Bir dostumuz da, “Kerbela’nın yüzyıllardır ileriye doğru taşınması Müslümanlar arasında siyasi bir kavga oluşturmanın amacını taşıdığını düşünüyorum” dedikten sonra, “Kaldı ki Kerbela dahil tüm olaylarda dini motifler ileri sürülerek yapılan aslında siyasi çıkar kavgalarıdır” iddiasında bulunmuş. Bu iddiada, siyasî çıkarları için hangi tarafın dini istismar ettiğinin farkında olunduğunu umuyorum. Kerbela olayı akademik/entelektüel seviyede zamanın ruhuna veya asrın idrakine taşınmadığından dolayıdır ki, mezhep taasubunun dar kalıpları içinde anlaşılmaz bir duruma sokuluyor.
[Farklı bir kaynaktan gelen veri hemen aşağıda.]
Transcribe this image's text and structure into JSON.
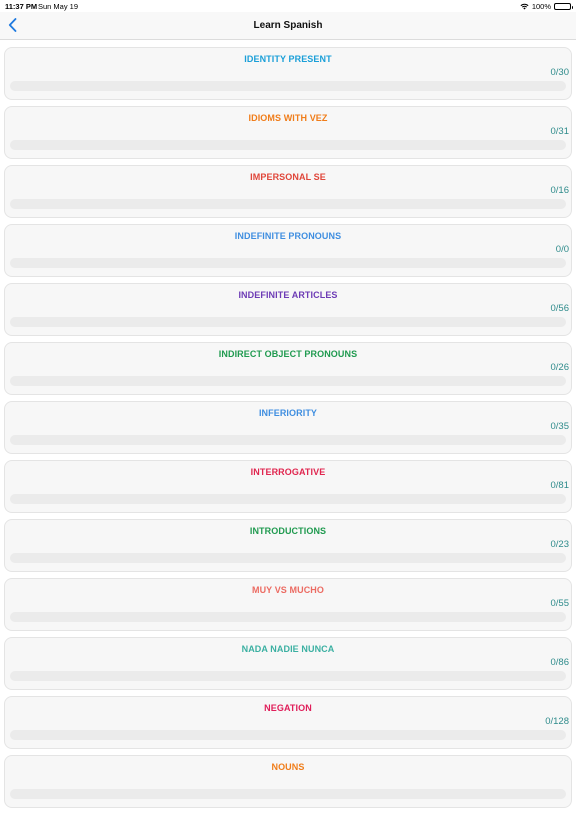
{
  "status": {
    "time": "11:37 PM",
    "date": "Sun May 19",
    "battery": "100%",
    "wifi_icon": "wifi-icon",
    "battery_icon": "battery-icon"
  },
  "nav": {
    "title": "Learn Spanish",
    "back_icon": "chevron-left-icon"
  },
  "accent_color": "#2e8b8b",
  "lessons": [
    {
      "title": "IDENTITY PRESENT",
      "count": "0/30",
      "color": "#1a9fd8",
      "progress": 0
    },
    {
      "title": "IDIOMS WITH VEZ",
      "count": "0/31",
      "color": "#f07d1a",
      "progress": 0
    },
    {
      "title": "IMPERSONAL SE",
      "count": "0/16",
      "color": "#e0463a",
      "progress": 0
    },
    {
      "title": "INDEFINITE PRONOUNS",
      "count": "0/0",
      "color": "#3f8ee0",
      "progress": 0
    },
    {
      "title": "INDEFINITE ARTICLES",
      "count": "0/56",
      "color": "#6d3bb5",
      "progress": 0
    },
    {
      "title": "INDIRECT OBJECT PRONOUNS",
      "count": "0/26",
      "color": "#1f9a4f",
      "progress": 0
    },
    {
      "title": "INFERIORITY",
      "count": "0/35",
      "color": "#3f8ee0",
      "progress": 0
    },
    {
      "title": "INTERROGATIVE",
      "count": "0/81",
      "color": "#e0264f",
      "progress": 0
    },
    {
      "title": "INTRODUCTIONS",
      "count": "0/23",
      "color": "#1f9a4f",
      "progress": 0
    },
    {
      "title": "MUY VS MUCHO",
      "count": "0/55",
      "color": "#ec6b62",
      "progress": 0
    },
    {
      "title": "NADA NADIE NUNCA",
      "count": "0/86",
      "color": "#3bb0a2",
      "progress": 0
    },
    {
      "title": "NEGATION",
      "count": "0/128",
      "color": "#e01e5a",
      "progress": 0
    },
    {
      "title": "NOUNS",
      "count": "",
      "color": "#f07d1a",
      "progress": 0
    }
  ]
}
Peygamber sevgisi ve bağlılığını; O’nun tebliğ ettiği dinin güzel ahlak, yardımlaşma, ilim ve sevgi gibi ilkelerine göre hayatını düzenlemekte değil de mevlitlerde arayanlar,
Ali sevgisi ve taraftarlığını; “İlmin Kapısı” mertebesindeki bilgeliğinde, Zülfikar’dan daha keskin etkili ve hikmetli sözlerinde değil de kılıcında arayanlar,
Hüseyinleşmeyi; güçlü zalimin karşısında, hayatı pahasına boyun eğmemeyi göze alabilmekte değil de, yas tutup ağlamakta arayanlar,
Ve vatanseverliği/yurtseverliği ve milliyetçiliği, söyleyene hiçbir külfeti olmayan afakî sözlerde arayanlarla,
Bilinmelidir ki, şimdiye kadar varılmadığı gibi bundan sonra da bu konforlu beyinlerle hedefe varmak mümkün olmayacaktır!